Le retour de Pat Gelsinger à la tête d’Intel en janvier 2021 avait été un coup de tonnerre dans la Silicon Valley. Aujourd’hui, c’est un nouveau coup de semonce après l’annonce par la firme de Santa Clara du départ « à la retraite » de son patron charismatique et sa démission du conseil d’administration. Dans un communiqué, le dirigeant souligne que « ce jour est bien sûr doux-amer, car cette entreprise a été ma vie pendant la plus grande partie de ma carrière professionnelle ». Il a commencé chez Intel en 1979 où il a joué un rôle important dans la création de l’architecture du processeur 80486 original, tout en contribuant ensuite au développement de technologies clés, notamment l'USB et le WiFi, ce qui a conduit le fondeur à devenir le principal fournisseur sur les marchés des PC et des serveurs, hier dominés par les plateformes Unix avec PowerPC, Alpha, PA-Risc et Sparc. 

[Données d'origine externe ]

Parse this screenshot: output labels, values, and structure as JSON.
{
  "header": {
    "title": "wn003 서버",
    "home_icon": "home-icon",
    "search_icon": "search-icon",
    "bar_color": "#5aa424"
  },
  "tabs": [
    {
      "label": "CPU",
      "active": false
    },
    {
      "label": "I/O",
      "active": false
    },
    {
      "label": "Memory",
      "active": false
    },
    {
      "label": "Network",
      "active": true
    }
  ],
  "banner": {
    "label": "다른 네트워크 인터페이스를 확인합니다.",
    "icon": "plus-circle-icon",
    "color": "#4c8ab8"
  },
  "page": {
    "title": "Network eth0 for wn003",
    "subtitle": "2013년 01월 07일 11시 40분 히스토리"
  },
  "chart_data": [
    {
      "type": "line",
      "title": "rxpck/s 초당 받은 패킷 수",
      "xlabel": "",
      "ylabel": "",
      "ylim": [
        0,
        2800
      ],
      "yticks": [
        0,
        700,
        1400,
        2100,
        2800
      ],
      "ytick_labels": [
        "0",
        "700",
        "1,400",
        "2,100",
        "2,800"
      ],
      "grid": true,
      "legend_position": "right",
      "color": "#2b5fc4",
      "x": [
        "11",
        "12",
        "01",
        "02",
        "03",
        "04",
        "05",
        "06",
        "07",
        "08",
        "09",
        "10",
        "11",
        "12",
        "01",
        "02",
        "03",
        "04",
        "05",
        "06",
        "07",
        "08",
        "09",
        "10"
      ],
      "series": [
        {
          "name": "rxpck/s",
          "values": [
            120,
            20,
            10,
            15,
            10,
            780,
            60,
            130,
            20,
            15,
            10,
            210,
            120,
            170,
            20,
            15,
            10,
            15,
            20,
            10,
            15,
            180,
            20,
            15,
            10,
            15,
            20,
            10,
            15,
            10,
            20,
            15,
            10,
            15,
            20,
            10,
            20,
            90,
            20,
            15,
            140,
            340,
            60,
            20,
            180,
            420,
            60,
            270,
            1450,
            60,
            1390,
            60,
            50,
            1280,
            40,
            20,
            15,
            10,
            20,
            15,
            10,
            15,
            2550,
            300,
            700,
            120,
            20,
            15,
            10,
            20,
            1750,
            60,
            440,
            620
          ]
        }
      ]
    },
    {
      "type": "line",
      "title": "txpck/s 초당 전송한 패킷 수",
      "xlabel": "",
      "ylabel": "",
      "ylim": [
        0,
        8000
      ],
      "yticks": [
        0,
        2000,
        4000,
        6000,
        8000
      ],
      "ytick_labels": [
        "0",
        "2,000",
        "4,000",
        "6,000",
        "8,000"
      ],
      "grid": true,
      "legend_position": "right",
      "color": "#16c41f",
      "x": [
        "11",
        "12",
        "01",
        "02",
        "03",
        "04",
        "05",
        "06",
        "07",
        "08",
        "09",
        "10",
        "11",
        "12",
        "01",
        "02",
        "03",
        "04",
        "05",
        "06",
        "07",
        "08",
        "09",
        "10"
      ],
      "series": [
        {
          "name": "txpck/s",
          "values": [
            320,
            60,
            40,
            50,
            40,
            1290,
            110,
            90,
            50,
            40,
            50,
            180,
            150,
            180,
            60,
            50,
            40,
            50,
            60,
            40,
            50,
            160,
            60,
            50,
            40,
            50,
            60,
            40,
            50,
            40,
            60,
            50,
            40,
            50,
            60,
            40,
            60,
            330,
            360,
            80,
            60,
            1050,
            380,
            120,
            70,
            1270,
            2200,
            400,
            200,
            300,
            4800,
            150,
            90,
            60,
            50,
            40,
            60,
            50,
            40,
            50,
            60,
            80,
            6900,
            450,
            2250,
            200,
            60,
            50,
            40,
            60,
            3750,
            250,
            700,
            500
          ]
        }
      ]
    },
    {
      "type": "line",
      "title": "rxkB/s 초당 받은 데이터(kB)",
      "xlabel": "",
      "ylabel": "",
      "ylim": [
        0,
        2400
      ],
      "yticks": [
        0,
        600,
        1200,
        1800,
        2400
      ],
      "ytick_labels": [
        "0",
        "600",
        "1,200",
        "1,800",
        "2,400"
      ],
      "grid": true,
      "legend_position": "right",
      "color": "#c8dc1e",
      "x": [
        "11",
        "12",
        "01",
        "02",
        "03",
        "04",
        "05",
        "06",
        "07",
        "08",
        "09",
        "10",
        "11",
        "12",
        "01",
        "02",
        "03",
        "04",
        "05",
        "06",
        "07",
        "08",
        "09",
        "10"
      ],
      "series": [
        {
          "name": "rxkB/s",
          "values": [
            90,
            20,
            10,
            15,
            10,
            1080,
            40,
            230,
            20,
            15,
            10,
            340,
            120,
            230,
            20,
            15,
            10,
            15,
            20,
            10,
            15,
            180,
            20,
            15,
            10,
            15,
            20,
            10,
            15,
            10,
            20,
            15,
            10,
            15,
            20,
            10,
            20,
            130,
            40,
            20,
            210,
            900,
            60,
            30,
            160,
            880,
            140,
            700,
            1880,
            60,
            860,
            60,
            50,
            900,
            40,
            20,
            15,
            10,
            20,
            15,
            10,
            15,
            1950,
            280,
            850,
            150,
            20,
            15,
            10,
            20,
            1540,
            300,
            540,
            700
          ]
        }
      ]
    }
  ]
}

Cependant, il avoue dans le communiqué, « l'année a été difficile pour nous tous, car nous avons pris des décisions difficiles mais nécessaires pour positionner Intel dans la dynamique actuelle du marché ». Il fait référence ici aux résultats financiers de la société qui affichaient une perte historique de 16,6 Md$, mais aussi à la récente coupe des subventions promises par l’administration Biden au nom du Chips Act. Sans parler des difficultés à concurrencer Nvidia sur les accélérateurs et des problèmes dans certaines puces. La mise « à la retraite » de Pat Gelsinger s’apparente donc plutôt à une sanction contre celui qui était considéré il y a presque 4 ans comme un deus ex machina.

Un binôme pour co-diriger Intel par interim

Avec le départ de Pat Gelsinger, effectif depuis le 1er décembre, Intel a décidé de nommer David Zinsner et Michelle Johnston Holthaus, comme co-dirigeant par interim. Le premier est l’actuel directeur financier et le second était jusqu’alors directeur de la division client computing. Un communiqué indique que Michelle Johnston prend également les rênes de l’activité Produits regroupant la division client computing et les offres pour les datacenter, l’IA, les réseaux et l’edge. Sur le conseil d’administration, Frank Yeary, adminstrateur indépendant occupe la place de président par interim et annonce que le conseil va chercher un remplaçant à Pat Gelsinger.

Son successeur aura la lourde tâche de remettre Intel sur les rails et d’aller plus loin que le plan présenté par son prédécesseur en septembre dernier. Il s’articulait autour de trois objectifs : améliorer l'efficacité de la division Foundry, atteindre l'objectif de 10 Md$ d'économies annoncé précédemment (avec 15 000 suppressions de poste et l’abandon d’investissement en Europe), et renforcer la franchise x86 tout en développant la stratégie IA. Des rumeurs ont circulé sur des ventes d’actifs comme Altera, d’autres ont prêté à Qualcomm l’ambition de racheter Intel (une piste qui s’est refroidie la semaine dernière selon Bloomberg). Même les politiques américains ont discuté des différentes options pour la survie d’Intel. Une de celles-ci serait un rachat par AMD ou Marvell de l’activité conception de puces.